Adet kanamasındaki düzensizlik birçok kadının yaşadığı problem. Adet kanamasında artış, adet süresinde uzama ve adet arası kanama miyom belirtileri arasında bulunuyor. Adet kanamasındaki artışın nedeni ne, hangi sağlık sorununun habercisi?
ADET KANAMASINDAKİ ARTIŞ HANGİ SAĞLIK SORUNUNA İŞARET EDİYOR?
Medicana Sağlık Grubundan yapılan açıklamaya göre, rahmin kas dokusundan kaynaklanan iyi huylu tümörler miyom olarak adlandırılıyor.
Miyomlar her 3-4 kadından birinde görülebiliyor. Her miyom tedavi gerektirmezken bunların kanser çıkma oranı yüzde 1’in altında bulunuyor. Rahim iç duvarının yapısını etkileyen miyomlar ise kısırlığa, gebelikte kanamaya ve hatta düşüklere neden olabiliyor.
KADINLARDA GÖRÜLME ORANI YÜZDE 50'LERE ULAŞTI
Medicana International Ankara Hastanesi Kadın Hastalıkları ve Doğum Uzmanı Doç. Dr. Emre Günakan, miyomun ırka göre kadınlarda görülme oranının yüzde 50’lere kadar ulaştığını bildirdi.
Hormon bağımlı bir tümör olan miyomların görülme sıklığının üreme çağındaki kadınlarda arttığına dikkati çeken Günakan, çocukluk ve ergenlik çağında miyom görülmediğini ve mevcut olanların da menopozla birlikte küçüldüğünü ifade etti.
Birçok hastada belirti görülmediğine işaret eden Günakan, "Miyomda en sık hastaneye başvuru sebebi kanamadır. Bu durum, adet kanamasındaki artış, sürede uzama, adet arası kanama şeklinde olabilir." değerlendirmesinde bulundu.

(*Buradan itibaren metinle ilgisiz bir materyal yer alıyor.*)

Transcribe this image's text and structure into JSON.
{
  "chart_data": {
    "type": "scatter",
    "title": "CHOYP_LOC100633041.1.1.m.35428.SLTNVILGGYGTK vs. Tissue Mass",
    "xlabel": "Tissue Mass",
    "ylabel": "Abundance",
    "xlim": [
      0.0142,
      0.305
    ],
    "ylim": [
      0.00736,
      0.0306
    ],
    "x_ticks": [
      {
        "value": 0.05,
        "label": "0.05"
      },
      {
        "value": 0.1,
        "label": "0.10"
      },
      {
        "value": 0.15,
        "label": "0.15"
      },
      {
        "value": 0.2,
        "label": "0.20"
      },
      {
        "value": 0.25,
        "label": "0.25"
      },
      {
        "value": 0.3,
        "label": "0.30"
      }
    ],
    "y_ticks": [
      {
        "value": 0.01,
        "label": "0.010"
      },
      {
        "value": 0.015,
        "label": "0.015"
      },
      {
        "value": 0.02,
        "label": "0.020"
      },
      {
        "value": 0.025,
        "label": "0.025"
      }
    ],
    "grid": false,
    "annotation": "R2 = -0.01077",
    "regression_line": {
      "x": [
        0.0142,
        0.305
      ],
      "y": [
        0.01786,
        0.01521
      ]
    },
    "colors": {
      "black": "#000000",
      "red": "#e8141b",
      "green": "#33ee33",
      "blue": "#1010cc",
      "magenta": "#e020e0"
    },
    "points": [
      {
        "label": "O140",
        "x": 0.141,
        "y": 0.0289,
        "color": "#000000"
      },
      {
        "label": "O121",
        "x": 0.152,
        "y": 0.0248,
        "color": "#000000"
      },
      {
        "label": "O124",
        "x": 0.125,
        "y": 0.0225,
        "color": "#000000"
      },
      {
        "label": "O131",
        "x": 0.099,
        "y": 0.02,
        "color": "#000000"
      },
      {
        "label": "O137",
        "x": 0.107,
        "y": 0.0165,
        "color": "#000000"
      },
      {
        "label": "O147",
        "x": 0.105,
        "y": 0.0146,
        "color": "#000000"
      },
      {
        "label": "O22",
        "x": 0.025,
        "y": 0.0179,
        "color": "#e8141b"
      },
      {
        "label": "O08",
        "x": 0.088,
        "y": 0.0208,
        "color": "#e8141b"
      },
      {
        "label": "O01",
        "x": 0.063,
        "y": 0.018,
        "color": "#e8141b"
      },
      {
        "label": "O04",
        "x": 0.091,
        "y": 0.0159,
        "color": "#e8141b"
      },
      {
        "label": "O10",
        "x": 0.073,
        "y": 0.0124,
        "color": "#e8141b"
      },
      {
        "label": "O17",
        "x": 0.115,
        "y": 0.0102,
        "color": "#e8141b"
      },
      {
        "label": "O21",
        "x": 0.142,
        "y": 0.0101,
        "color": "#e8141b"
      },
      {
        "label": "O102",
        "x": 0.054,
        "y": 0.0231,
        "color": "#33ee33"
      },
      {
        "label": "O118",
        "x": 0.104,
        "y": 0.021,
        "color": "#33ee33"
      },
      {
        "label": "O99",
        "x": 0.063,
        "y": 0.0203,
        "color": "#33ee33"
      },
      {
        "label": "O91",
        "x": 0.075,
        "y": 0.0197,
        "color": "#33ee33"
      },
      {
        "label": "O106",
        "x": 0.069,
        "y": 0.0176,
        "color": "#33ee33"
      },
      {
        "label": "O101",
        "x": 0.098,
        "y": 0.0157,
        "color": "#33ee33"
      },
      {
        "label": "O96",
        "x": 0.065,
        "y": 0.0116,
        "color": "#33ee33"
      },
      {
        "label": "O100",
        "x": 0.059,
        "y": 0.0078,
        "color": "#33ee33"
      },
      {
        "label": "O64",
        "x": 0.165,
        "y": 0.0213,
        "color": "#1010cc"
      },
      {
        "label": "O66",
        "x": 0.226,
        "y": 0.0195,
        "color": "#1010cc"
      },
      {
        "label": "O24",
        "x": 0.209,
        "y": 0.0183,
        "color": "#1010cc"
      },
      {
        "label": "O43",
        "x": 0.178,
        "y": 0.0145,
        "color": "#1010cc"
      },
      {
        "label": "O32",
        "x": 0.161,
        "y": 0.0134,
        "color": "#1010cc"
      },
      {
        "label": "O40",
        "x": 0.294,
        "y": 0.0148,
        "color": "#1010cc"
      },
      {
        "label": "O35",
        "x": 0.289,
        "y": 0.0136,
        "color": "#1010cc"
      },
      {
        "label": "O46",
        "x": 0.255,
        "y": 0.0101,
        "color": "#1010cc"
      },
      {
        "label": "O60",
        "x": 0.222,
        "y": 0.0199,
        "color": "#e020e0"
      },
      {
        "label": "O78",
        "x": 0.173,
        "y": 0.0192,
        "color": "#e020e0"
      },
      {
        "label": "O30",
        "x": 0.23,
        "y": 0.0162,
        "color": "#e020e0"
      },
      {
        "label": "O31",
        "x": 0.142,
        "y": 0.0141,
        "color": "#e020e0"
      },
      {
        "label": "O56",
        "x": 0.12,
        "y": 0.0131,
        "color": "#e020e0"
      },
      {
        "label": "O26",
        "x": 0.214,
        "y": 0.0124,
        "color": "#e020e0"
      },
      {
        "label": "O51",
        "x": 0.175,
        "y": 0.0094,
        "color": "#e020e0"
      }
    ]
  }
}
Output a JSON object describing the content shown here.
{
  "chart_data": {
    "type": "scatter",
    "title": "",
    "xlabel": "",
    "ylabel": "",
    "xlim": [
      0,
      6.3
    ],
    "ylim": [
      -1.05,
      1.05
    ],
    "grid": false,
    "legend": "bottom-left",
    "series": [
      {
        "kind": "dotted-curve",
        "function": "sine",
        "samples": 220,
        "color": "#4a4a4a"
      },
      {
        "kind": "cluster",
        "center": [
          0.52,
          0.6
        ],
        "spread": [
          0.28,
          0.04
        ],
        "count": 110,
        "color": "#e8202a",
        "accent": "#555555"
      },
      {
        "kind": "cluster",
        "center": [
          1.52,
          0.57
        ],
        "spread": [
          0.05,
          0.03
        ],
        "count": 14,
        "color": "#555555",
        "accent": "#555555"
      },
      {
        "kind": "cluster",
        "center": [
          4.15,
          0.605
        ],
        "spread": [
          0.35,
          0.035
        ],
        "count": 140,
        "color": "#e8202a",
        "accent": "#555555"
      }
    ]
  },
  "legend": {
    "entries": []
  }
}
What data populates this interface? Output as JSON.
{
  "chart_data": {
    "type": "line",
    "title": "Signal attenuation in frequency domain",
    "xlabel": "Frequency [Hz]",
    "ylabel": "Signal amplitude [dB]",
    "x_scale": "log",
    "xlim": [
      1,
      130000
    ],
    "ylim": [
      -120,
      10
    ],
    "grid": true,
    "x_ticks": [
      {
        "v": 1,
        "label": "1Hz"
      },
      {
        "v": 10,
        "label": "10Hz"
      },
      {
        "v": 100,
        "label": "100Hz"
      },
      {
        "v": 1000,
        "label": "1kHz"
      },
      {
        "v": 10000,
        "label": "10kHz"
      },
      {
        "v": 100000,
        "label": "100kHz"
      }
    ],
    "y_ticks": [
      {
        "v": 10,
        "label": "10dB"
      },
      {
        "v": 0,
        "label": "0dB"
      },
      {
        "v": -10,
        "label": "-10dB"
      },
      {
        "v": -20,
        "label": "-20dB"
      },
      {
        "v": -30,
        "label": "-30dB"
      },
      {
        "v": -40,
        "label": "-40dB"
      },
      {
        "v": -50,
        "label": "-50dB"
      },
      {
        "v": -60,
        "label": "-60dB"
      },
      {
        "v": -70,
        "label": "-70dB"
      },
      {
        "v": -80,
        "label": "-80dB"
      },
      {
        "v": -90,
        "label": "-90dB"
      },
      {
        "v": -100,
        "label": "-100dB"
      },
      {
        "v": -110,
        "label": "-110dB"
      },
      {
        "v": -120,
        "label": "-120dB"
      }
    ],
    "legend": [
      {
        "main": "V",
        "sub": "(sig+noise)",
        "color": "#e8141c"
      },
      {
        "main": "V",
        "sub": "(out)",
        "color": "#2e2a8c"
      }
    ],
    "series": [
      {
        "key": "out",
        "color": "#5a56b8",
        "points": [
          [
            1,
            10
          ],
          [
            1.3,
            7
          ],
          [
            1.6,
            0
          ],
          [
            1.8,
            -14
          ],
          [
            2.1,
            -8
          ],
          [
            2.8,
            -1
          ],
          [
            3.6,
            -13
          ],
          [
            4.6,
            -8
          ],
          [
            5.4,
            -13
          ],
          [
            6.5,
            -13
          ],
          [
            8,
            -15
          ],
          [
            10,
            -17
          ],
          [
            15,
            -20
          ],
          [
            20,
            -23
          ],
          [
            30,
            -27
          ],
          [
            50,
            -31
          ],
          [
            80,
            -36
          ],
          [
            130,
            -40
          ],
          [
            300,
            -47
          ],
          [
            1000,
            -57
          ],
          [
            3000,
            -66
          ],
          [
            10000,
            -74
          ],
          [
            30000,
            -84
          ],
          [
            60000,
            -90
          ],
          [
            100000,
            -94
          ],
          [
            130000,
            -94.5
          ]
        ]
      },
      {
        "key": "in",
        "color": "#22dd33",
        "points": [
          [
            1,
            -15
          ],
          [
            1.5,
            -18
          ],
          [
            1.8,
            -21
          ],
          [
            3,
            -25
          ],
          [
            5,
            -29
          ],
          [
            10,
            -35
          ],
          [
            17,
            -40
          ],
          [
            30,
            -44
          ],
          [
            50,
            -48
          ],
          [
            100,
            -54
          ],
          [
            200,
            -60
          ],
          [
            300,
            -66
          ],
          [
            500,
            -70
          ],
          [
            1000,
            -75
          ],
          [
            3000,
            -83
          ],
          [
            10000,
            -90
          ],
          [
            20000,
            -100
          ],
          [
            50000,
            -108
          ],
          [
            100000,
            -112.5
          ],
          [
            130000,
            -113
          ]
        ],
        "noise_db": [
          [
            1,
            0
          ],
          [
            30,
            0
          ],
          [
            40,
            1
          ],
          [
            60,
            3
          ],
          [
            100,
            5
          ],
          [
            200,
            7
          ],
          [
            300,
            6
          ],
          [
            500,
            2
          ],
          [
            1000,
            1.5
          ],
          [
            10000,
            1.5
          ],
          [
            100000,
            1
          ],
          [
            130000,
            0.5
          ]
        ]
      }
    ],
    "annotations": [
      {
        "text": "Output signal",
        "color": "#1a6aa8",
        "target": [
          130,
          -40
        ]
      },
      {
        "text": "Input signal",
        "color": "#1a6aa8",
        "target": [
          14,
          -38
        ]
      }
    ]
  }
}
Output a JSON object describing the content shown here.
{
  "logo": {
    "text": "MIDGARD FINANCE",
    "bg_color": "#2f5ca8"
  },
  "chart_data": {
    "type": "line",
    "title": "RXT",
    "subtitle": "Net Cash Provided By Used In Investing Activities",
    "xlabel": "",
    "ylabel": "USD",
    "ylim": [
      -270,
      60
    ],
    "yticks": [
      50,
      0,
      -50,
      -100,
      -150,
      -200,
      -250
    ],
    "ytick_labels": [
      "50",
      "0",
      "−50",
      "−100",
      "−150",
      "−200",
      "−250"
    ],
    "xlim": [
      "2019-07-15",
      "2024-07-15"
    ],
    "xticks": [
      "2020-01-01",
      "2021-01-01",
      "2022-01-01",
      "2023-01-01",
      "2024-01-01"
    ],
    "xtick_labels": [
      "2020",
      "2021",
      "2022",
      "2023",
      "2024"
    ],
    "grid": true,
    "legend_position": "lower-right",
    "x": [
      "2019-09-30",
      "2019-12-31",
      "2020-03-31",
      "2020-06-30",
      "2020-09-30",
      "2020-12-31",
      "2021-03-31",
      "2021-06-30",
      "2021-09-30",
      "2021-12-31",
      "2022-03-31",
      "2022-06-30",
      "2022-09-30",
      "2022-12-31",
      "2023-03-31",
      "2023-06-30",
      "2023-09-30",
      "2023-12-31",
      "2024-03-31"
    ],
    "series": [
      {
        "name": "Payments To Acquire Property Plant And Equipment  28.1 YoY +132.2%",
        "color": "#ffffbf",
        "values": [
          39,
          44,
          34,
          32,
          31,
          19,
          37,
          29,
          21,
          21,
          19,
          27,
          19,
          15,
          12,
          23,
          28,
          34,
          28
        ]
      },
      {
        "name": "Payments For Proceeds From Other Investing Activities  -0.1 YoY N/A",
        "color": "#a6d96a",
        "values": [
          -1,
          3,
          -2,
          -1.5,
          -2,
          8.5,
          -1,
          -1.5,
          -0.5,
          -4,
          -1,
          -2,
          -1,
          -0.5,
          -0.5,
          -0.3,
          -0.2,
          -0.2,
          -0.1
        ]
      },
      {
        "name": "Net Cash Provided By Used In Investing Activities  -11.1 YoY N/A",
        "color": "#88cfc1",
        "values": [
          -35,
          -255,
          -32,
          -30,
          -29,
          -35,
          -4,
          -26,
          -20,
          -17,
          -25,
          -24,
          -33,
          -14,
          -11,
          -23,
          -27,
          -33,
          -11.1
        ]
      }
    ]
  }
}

MİYOM AĞRI VE KANAMAYI ARTIRABİLİR
Miyom tanısında en sık kullanılan yöntemin ultrason olduğu bilgisini veren Günakan, rahim iç duvarında yer alan miyomların tanısının rahim ağzından girilerek yapılan işlemle konulabileceğini hatta eş zamanlı olarak miyomun çıkarılabileceğini aktardı.
Günakan, gebelikte miyom varlığının, yerine göre düşük tehdidi, ağrı ve kanama gibi risklerin artışını tetikleyebileceğini kaydetti.
HER MİYOM TEDAVİ GEREKTİRMİYOR
Miyomların nadir de olsa kısırlığa neden olabileceğini belirten Günakan, tedavi sonuçlarının yüz güldürücü olduğunun altını çizdi.
Günakan miyomların takip veya tedavisinin yerine, büyüklüğüne, hastanın yaşına, üreme öyküsüne, klinik ve semptomların geneline bakılarak planlandığını, her miyomun tedavi gerektirmediğini bildirdi.